Footnote: 1In State v. Nelson, No. 21273 (W. Va. filed July 22, 1993) this same Defendant, while working for the Huntington Police Department, tried to help a friend by withholding information regarding the friend's criminal record from a prospective employer who presented Nelson with an authorization for the release of the friend's criminal record.

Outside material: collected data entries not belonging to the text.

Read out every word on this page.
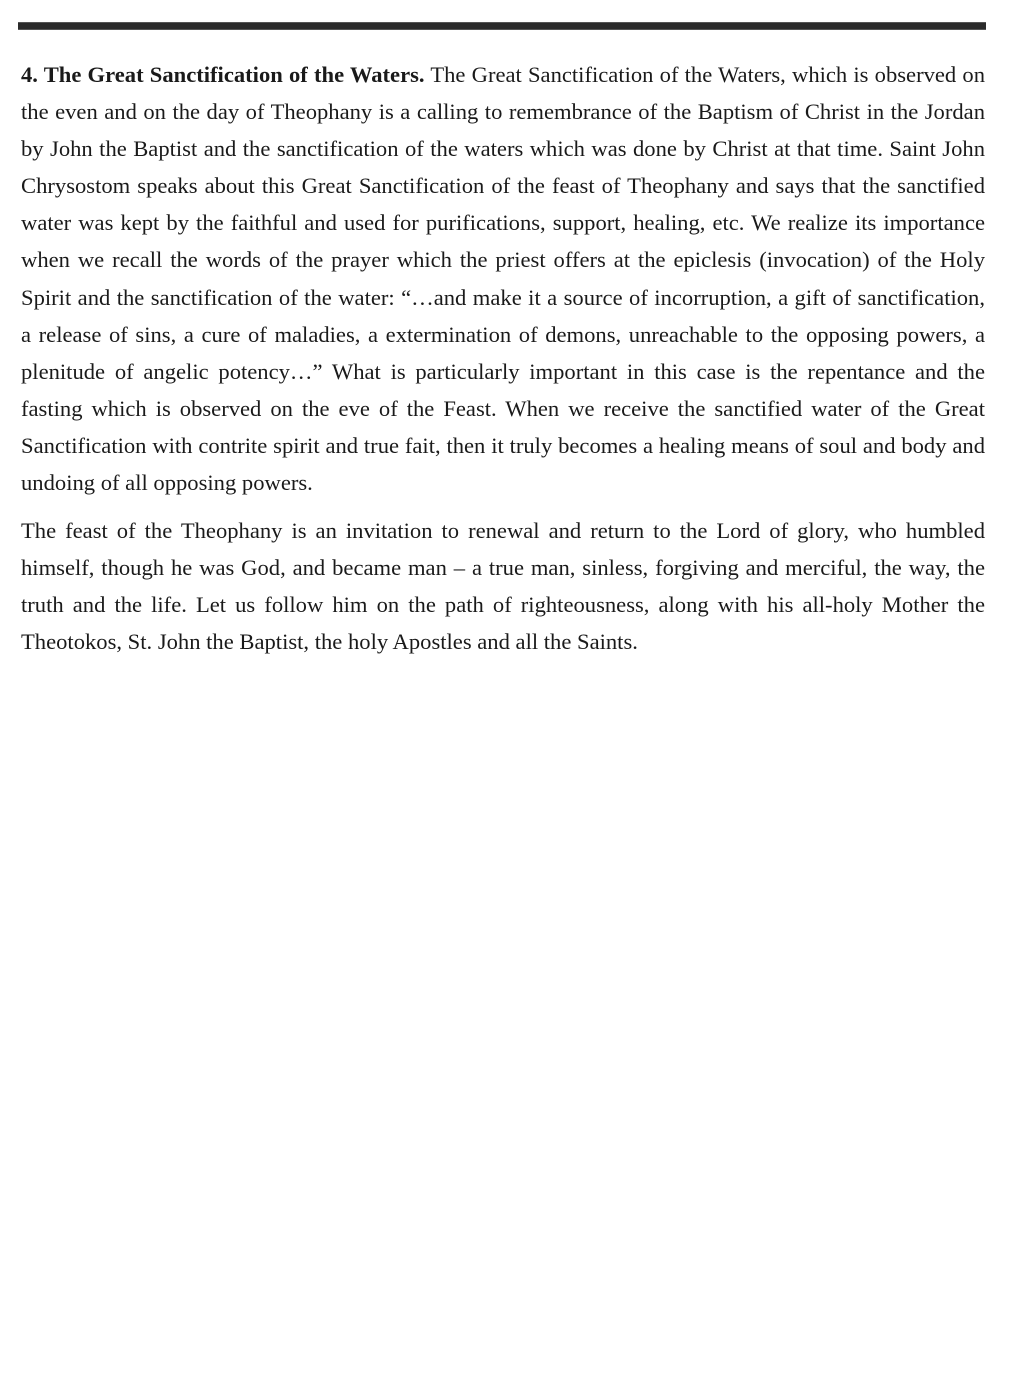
4. The Great Sanctification of the Waters. The Great Sanctification of the Waters, which is observed on the even and on the day of Theophany is a calling to remembrance of the Baptism of Christ in the Jordan by John the Baptist and the sanctification of the waters which was done by Christ at that time. Saint John Chrysostom speaks about this Great Sanctification of the feast of Theophany and says that the sanctified water was kept by the faithful and used for purifications, support, healing, etc. We realize its importance when we recall the words of the prayer which the priest offers at the epiclesis (invocation) of the Holy Spirit and the sanctification of the water: “…and make it a source of incorruption, a gift of sanctification, a release of sins, a cure of maladies, a extermination of demons, unreachable to the opposing powers, a plenitude of angelic potency…” What is particularly important in this case is the repentance and the fasting which is observed on the eve of the Feast. When we receive the sanctified water of the Great Sanctification with contrite spirit and true fait, then it truly becomes a healing means of soul and body and undoing of all opposing powers.

The feast of the Theophany is an invitation to renewal and return to the Lord of glory, who humbled himself, though he was God, and became man – a true man, sinless, forgiving and merciful, the way, the truth and the life. Let us follow him on the path of righteousness, along with his all-holy Mother the Theotokos, St. John the Baptist, the holy Apostles and all the Saints.
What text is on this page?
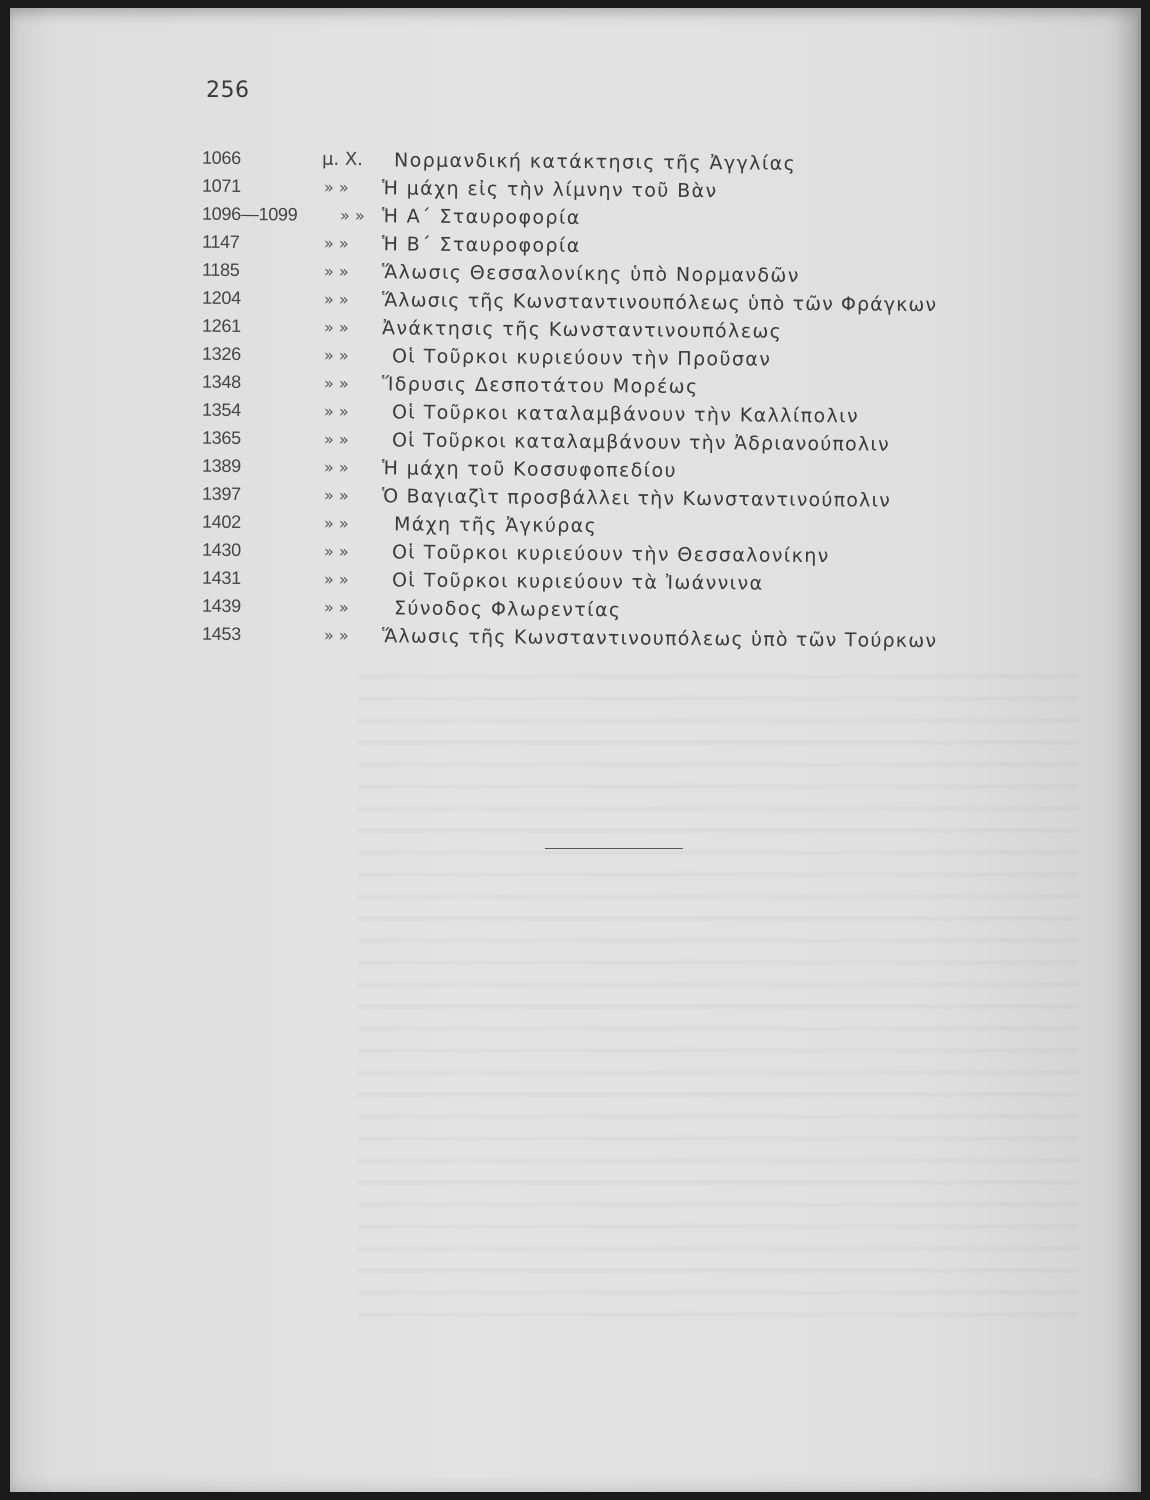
256
1066	μ. Χ. Νορμανδική κατάκτησις τῆς Ἀγγλίας
1071	» » Ἡ μάχη εἰς τὴν λίμνην τοῦ Βὰν
1096—1099	» » Ἡ Α΄ Σταυροφορία
1147	» » Ἡ Β΄ Σταυροφορία
1185	» » Ἅλωσις Θεσσαλονίκης ὑπὸ Νορμανδῶν
1204	» » Ἅλωσις τῆς Κωνσταντινουπόλεως ὑπὸ τῶν Φράγκων
1261	» » Ἀνάκτησις τῆς Κωνσταντινουπόλεως
1326	» » Οἱ Τοῦρκοι κυριεύουν τὴν Προῦσαν
1348	» » Ἵδρυσις Δεσποτάτου Μορέως
1354	» » Οἱ Τοῦρκοι καταλαμβάνουν τὴν Καλλίπολιν
1365	» » Οἱ Τοῦρκοι καταλαμβάνουν τὴν Ἀδριανούπολιν
1389	» » Ἡ μάχη τοῦ Κοσσυφοπεδίου
1397	» » Ὁ Βαγιαζὶτ προσβάλλει τὴν Κωνσταντινούπολιν
1402	» » Μάχη τῆς Ἀγκύρας
1430	» » Οἱ Τοῦρκοι κυριεύουν τὴν Θεσσαλονίκην
1431	» » Οἱ Τοῦρκοι κυριεύουν τὰ Ἰωάννινα
1439	» » Σύνοδος Φλωρεντίας
1453	» » Ἅλωσις τῆς Κωνσταντινουπόλεως ὑπὸ τῶν Τούρκων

That favor resulted in a criminal conviction, which this Court upheld.
Footnote: 2It should be noted that although the Appellant was given a sentence of one-year in the county jail, the sentence was suspended and she was placed on supervised probation.
Footnote: 3West Virginia Code § 3-2-42 (1990) provides, in pertinent part:

        (a) A person who willfully provides false information concerning a material matter or thing in a uniform statewide application for registration, reregistration or change of registration, under oath or affirmation lawfully administered, shall be deemed guilty of perjury; one who induces or procures another person to do so shall be deemed guilty of subordination of perjury.
        (b) A person who knowingly offers any application for registration, reregistration or transfer of registration when the applicant therein is not qualified to register or transfer his registration, or any person who knowingly administers an oath or affirmation

to an applicant for registration, reregistration or change of registration when the application contains false information concerning a material or thing, or any person who falsely represents that an oath or affirmation was executed by an applicant for registration, reregistration or change of registration, shall be guilty of a felony
        . . . .

Footnote: 4Appellant explained to Ms. Ison that in order to serve as a poll clerk, one must be registered to vote in the county where she would serve. In addition, the Appellant had previously counselled with and advised Ms. Ison on falsifying her residency in order to obtain municipal employment at the Huntington Civic Center.